Commissioner Arlette Preston wondered if the businesses’ liability insurance would require the ID scanners and video equipment.

Liquor Board Commissioner Kay Schwartzwalter said if she was in a liquor establishment she would “expect and deserve to be safe” and spoke in favor of the video and ID scanners.

Another major proposed change was to require bouncer training that could possibly involve de-escalating situations.

Zibolski suggested having all bouncers complete alcohol server training. be required to stay on bar premises and to call police if needed.

He said there have been occasions where the bouncers have “overstepped their boundaries.”

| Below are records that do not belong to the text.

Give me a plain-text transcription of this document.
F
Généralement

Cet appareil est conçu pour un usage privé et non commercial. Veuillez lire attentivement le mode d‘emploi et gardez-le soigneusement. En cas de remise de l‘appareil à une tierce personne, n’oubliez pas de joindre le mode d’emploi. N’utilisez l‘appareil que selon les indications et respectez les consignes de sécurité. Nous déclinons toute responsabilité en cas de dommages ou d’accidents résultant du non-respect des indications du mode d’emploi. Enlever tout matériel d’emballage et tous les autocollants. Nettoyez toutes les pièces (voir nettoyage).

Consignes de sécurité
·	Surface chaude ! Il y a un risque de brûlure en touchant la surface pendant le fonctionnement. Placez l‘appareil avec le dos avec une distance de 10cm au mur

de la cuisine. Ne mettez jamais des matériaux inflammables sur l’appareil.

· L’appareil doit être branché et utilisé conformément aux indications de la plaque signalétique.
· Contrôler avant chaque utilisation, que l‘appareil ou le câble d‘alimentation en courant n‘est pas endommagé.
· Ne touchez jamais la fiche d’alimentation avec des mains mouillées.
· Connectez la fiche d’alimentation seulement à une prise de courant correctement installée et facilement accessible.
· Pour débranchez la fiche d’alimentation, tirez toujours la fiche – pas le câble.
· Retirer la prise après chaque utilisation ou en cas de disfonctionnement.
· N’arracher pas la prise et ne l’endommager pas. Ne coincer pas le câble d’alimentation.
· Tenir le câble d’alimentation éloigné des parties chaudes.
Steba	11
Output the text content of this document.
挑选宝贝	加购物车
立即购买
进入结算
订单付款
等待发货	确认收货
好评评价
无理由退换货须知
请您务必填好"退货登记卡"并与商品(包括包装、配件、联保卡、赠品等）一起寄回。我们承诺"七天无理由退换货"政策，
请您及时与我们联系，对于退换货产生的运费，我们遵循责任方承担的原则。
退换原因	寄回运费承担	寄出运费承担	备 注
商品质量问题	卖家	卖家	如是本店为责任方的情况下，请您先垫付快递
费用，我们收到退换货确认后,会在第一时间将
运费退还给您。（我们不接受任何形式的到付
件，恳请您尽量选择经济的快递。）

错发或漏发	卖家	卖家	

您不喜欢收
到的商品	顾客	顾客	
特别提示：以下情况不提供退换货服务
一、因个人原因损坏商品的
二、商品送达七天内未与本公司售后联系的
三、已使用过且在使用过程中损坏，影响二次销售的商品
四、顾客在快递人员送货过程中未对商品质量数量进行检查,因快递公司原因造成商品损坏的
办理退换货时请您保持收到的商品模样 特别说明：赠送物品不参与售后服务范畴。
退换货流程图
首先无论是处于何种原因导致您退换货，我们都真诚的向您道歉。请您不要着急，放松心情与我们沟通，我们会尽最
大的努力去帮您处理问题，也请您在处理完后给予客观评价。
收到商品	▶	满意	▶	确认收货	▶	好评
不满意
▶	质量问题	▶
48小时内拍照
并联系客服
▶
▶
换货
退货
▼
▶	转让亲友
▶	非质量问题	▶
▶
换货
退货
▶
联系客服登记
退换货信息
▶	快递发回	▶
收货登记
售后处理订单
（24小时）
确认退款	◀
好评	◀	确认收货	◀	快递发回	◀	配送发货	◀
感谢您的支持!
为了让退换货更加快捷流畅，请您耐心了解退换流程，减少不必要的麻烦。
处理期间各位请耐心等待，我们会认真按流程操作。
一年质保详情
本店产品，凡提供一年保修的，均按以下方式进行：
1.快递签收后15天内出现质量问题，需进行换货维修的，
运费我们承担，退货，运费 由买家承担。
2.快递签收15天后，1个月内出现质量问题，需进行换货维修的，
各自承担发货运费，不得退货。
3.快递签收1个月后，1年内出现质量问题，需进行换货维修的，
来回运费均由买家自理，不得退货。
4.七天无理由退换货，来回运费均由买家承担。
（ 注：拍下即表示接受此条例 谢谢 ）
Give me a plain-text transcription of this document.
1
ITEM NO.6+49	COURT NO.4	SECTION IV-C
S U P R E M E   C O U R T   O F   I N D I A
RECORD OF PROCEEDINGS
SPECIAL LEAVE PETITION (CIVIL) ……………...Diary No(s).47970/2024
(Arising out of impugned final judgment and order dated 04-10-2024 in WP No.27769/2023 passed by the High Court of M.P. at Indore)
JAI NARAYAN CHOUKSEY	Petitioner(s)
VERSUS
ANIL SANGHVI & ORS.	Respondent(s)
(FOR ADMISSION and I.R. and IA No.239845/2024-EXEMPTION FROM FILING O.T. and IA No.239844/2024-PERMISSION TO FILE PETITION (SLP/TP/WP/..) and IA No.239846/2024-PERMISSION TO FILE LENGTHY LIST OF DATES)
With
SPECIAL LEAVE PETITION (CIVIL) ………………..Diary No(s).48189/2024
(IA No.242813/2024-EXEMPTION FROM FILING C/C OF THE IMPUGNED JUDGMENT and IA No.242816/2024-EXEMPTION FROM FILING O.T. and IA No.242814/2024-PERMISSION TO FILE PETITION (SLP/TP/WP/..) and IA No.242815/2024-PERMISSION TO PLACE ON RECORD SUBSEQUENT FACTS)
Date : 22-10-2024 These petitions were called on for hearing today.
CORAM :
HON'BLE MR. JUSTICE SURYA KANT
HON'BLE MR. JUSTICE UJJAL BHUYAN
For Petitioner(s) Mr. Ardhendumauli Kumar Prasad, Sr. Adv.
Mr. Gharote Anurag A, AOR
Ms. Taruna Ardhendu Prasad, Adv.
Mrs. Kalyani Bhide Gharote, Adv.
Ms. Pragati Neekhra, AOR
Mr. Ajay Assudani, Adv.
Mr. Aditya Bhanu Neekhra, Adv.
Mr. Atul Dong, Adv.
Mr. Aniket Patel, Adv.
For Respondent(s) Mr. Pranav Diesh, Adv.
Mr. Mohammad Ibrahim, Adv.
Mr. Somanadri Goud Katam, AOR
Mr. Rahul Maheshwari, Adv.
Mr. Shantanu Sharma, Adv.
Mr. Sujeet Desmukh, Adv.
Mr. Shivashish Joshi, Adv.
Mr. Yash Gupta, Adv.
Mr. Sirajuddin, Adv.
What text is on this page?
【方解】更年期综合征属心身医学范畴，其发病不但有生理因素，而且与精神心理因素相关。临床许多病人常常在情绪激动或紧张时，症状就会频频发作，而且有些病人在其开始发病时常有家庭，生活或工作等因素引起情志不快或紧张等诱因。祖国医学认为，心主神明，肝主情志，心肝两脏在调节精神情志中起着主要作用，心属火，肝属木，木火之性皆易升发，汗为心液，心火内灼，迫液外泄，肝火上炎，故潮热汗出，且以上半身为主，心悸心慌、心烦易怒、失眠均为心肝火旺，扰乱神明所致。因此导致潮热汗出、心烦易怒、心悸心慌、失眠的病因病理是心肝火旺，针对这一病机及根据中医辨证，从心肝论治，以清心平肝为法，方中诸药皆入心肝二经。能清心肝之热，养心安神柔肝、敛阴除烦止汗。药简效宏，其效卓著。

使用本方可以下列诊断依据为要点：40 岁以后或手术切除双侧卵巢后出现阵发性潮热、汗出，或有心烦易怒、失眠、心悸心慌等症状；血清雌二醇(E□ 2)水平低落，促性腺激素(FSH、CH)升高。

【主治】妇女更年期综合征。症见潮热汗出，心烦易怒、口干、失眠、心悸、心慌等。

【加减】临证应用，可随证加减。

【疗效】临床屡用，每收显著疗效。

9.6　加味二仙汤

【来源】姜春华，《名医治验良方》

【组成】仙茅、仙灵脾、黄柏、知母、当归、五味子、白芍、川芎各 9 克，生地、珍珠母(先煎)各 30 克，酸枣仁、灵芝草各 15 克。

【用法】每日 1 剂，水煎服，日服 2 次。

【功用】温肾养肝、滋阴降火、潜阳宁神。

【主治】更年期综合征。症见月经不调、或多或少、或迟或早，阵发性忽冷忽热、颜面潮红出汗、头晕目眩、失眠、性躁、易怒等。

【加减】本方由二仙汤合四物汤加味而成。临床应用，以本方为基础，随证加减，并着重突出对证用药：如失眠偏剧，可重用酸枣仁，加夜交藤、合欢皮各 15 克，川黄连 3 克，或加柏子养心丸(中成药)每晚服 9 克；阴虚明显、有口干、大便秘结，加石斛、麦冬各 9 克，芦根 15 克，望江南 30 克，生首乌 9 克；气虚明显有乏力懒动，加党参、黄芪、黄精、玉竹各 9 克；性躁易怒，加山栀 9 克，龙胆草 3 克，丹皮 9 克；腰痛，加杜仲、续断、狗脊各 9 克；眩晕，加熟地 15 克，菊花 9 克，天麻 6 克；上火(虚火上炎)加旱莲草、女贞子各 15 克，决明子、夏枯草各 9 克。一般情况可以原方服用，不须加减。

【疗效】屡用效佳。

As for background checks, Morris and Zibolski said they would like to require notification whenever new owners or general managers change so they could conduct reviews. The chief said they could set deadlines for compliance and possible penalties.

In addition, he’s proposing FBI checks on the new owners and managers so any major criminal records from all states could be identified.

Other proposals include are tightening or increasing penalties for violations such as serving or selling to minors.

Piepkorn said there would be plenty of time for public comment on the proposals as they go before the Liquor Board and City Commission in future months, noting he expected some of the plans to be controversial.

Sprague suggested they consider adopting one area of the plan at a time and move at a slower pace.

Strand said he would like to see discussions on liquor license ownership, including how many are issued and hours of operation for bars.

Preston said she appreciated the work on the proposals as she continues to have concerns about public safety issues.